Se suele decir que es mejor no pensar en los “hubiera”, porque nunca tendremos la posibilidad de regresar al pasado. Pero yo creo que, en mi caso, hacerlo es importante, porque no soy la única persona que pasó o tendrá que pasar por una situación tan traumática.
No soy la única a la que llamarán “loca” en voz baja o que tildarán de “vaga” por su falta de productividad cuando esté deprimida. No soy la única a la que mirarán raro y maltratarán psicológicamente en la oficina. No soy la única de la que esparcirán rumores que llegarán a otras empresas del rubro o a la que le pondrán una cruz sin preguntarse realmente cuáles son los motivos de su comportamiento.
Lamentablemente, la discriminación de la que fui víctima no es un caso aislado. Existen muchos hombres y mujeres que tienen que ocultar su condición por miedo a ser despedidos, que no reciben los días de descanso que sí les dan a otras personas por tener gripe o una infección estomacal, y que tienen que trabajar mucho más de lo que su mente y su cuerpo pueden soportar.
Según la Ley de Salud Mental, publicada en el año 2019, todas las empresas, sean públicas o privadas, tienen la obligación de organizar jornadas de psicoeducación en las que se sensibilice a los trabajadores sobre los trastornos mentales, sus síntomas y donde se les enseñe de qué manera actuar si un miembro del equipo pasa por una situación similar.
Por supuesto, muchas veces esto se queda en el papel, dejando espacio para actitudes y comentarios estigmatizantes, que buscan invisibilizar a los que tienen problemas de salud mental.
Pero no es lo único que no se cumple en esta ley. Allí también se menciona que las personas con algún trastorno tienen el derecho a ser tratadas con respeto, y que deben ser consideradas dentro de la cuota de discapacidad que existe en las instituciones públicas y privadas. No solo nadie hace caso a esta norma, sino que todavía se siguen utilizando exámenes psicológicos como pretexto para excluir a los “enfermos” de los trabajos. O en el mejor de los casos, les recomiendan a los que sí mencionan su diagnóstico que no lo hagan público para no perjudicarse.

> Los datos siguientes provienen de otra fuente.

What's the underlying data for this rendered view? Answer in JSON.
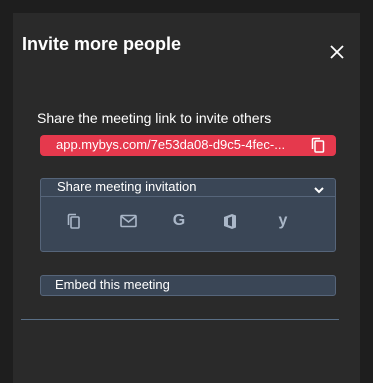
{
  "dialog": {
    "title": "Invite more people",
    "close_icon": "close-icon"
  },
  "share_link": {
    "label": "Share the meeting link to invite others",
    "url": "app.mybys.com/7e53da08-d9c5-4fec-...",
    "copy_icon": "copy-icon",
    "accent_color": "#e5394d"
  },
  "invitation": {
    "label": "Share meeting invitation",
    "toggle_icon": "chevron-down-icon",
    "options": [
      {
        "icon": "copy-icon"
      },
      {
        "icon": "email-icon"
      },
      {
        "icon": "google-icon",
        "glyph": "G"
      },
      {
        "icon": "office-icon"
      },
      {
        "icon": "yahoo-icon",
        "glyph": "y"
      }
    ]
  },
  "embed": {
    "label": "Embed this meeting"
  }
}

Para mí, haber sido despedida por mi trastorno mental no solo fue humillante, también significó que mi episodio de depresión se agudizara. Me sentía una buena para nada. Dudaba si alguna vez alguien volvería a confiar en mi capacidad o si yo misma lo haría. Pensaba que el trabajo y los estudios no eran para mí. Y si no podía hacer eso, que para muchos resulta tan fácil, ¿qué pasaría entonces con mi vida?

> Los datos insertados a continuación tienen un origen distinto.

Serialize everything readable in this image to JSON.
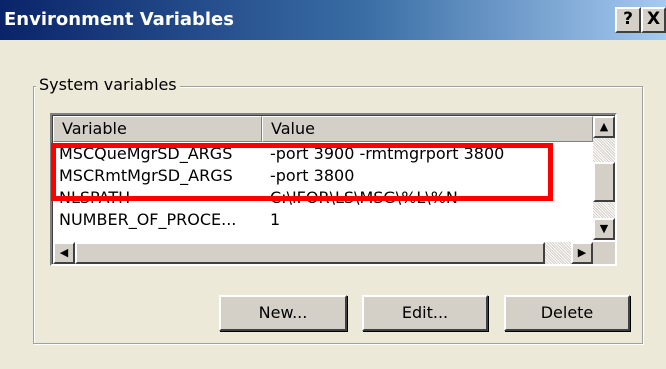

Hoy puedo decir que, después de tres años, he encontrado lo que me funciona: trabajar como independiente, por proyectos, sin tener a alguien respirándome en la nuca, dándome los breaks que necesito para recargar energía y los días libres que me hacen falta si me abrumo demasiado.

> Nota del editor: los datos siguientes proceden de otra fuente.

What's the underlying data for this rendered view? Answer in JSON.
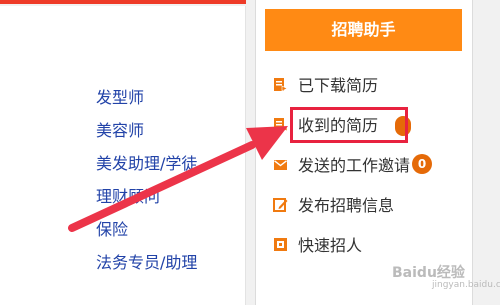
{
  "left_panel": {
    "jobs": [
      "发型师",
      "美容师",
      "美发助理/学徒",
      "理财顾问",
      "保险",
      "法务专员/助理"
    ]
  },
  "right_panel": {
    "title": "招聘助手",
    "menu": [
      {
        "label": "已下载简历",
        "icon": "download-resume-icon"
      },
      {
        "label": "收到的简历",
        "icon": "received-resume-icon"
      },
      {
        "label": "发送的工作邀请",
        "icon": "envelope-icon",
        "badge": "0"
      },
      {
        "label": "发布招聘信息",
        "icon": "edit-icon"
      },
      {
        "label": "快速招人",
        "icon": "quick-hire-icon"
      }
    ]
  },
  "watermark": {
    "text": "Baidu经验",
    "sub": "jingyan.baidu.com"
  },
  "colors": {
    "accent": "#ff8a14",
    "highlight": "#e8223f",
    "link": "#2243a8",
    "badge": "#e56a08"
  }
}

Soy consciente de que esto es, en parte, gracias a mi privilegio, porque no todos tienen la posibilidad de decir “basta” y dejar atrás un espacio que afecta gravemente su estabilidad emocional.
El estigma que hay sobre las personas con trastorno bipolar no permite que muchos vean su enorme potencial. Es cierto que nuestro cerebro funciona diferente y se cansa más rápido, pero cuando está bien, puede llegar a ser brillante. Si las empresas dejaran de vernos como una carga o como niños a los que deben cuidar, no solo podríamos desenvolvernos mucho mejor en los entornos laborales (lo que significa que ellos también se beneficiarían), sino que además un contexto saludable fortalecería nuestra salud mental.
Los bipolares necesitamos sentirnos útiles para poder estar bien, pertenecer a un grupo o a una comunidad específica que valide nuestras experiencias y celebre nuestros logros, y por encima de todo, saber que somos vistos y tratados con la misma dignidad y bajos las mismas condiciones que los demás. Un pequeño cambio en esta dirección puede salvarnos la vida.